Tuesday, 9 September 2014

Cromwell at Netherwitton (NZ102904)

Love him or hate him, Oliver Cromwell certainly made his mark on British history. One of the most hotly disputed aspects of his time at the helm of British politics was how he interacted with those who crossed his path – and was he really quite as bad as is sometimes made out?

One interesting piece of evidence in his favour comes from his brief stay at Netherwitton Hall and its environs in the summer of 1651 whilst on his way north to face the Scots. He called in for an overnight stop at the little Northumberland hamlet of Netherwitton, which was watched over by the incumbents of the aforementioned mansion, namely, the Thornton family. The army, consisting of nine regiments of foot, Cromwell’s horse guards and two regiments of dragoons (as well as assorted ‘baggage’) put quite a strain on local resources and one might have feared for the general well-being of the villagers during what must have been a fraught night.

However, a rare survival from the event itself demonstrates the lengths to which the Lord Protector was prepared to go to appease those upon whom he imposed himself. On 17th July 1651, special letters of protection, signed by Cromwell, had been given to the family’s head, Lady Anne Thornton, by which ‘all Officers and soldiers under my Command, and all others whom it may concern’ were forbidden to ‘prejudice’ the said lady ‘either by offering any violence to her person, or any of her family, or by taking away any of her horses, cattle or other goods whatsoever without special order’. Despite this, of course, considerable damage was done by several thousand men and animals traipsing here, there and everywhere across and around her estate, but, soon after Cromwell had moved on, £95 5s 6d was paid to Lady Thornton as compensation for corn and grass used/destroyed by his army, as well as other random incidents such as the burning down of a barn and the consumption of sixteen sheep.
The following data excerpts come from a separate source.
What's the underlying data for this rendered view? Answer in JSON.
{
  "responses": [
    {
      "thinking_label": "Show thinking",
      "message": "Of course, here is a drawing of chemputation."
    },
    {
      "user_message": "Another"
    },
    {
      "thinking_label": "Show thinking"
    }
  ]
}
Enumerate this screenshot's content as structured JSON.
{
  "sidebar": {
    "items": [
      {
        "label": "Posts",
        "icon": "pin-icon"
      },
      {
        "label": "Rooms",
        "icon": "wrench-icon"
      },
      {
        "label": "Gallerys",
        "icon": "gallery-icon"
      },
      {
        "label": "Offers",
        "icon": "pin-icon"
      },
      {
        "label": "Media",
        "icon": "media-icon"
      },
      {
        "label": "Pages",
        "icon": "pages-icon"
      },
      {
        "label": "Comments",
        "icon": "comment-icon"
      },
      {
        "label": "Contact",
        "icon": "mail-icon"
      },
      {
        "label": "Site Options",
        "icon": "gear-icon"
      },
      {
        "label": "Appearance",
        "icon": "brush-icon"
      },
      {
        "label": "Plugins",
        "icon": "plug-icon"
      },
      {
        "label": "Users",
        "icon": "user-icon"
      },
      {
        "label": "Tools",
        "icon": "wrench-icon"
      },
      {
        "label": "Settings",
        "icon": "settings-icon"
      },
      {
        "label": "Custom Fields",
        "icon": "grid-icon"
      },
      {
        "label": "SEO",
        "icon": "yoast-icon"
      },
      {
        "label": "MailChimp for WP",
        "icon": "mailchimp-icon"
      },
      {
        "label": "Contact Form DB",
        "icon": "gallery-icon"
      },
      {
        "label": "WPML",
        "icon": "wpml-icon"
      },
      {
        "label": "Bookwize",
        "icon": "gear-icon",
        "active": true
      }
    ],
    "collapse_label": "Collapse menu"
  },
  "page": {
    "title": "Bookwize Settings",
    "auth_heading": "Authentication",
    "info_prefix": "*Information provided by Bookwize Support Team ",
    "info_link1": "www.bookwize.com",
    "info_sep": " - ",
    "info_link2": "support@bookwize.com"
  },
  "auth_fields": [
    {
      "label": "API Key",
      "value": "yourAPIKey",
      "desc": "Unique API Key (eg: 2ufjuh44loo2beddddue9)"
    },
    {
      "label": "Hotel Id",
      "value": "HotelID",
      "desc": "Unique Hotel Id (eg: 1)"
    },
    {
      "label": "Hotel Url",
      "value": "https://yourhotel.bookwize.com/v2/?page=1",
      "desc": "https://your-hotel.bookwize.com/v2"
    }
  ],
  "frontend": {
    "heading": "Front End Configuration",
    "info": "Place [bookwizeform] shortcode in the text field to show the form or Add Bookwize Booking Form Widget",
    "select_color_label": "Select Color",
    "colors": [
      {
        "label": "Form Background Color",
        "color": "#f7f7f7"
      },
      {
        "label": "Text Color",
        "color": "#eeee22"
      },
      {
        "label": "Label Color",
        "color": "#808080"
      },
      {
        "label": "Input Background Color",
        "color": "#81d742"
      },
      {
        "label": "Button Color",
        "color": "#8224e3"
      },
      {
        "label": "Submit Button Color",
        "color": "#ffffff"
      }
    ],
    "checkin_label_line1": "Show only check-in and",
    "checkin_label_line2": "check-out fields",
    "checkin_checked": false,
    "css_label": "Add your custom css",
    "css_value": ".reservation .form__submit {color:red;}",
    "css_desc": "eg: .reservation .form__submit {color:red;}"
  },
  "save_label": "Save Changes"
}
What made the act of reparation especially noteworthy was that the woman in question was a known Royalist.

It is, of course, likely that Cromwell’s action was little more than a ‘keep ‘em sweet’ tactic – and it is not known if any of his compensatory instinct trickled down to the lower classes of the parish, many of whom must have suffered in one way or another.  However, the whole episode is a nice little insight into the sometimes murky world of Cromwellian diplomacy.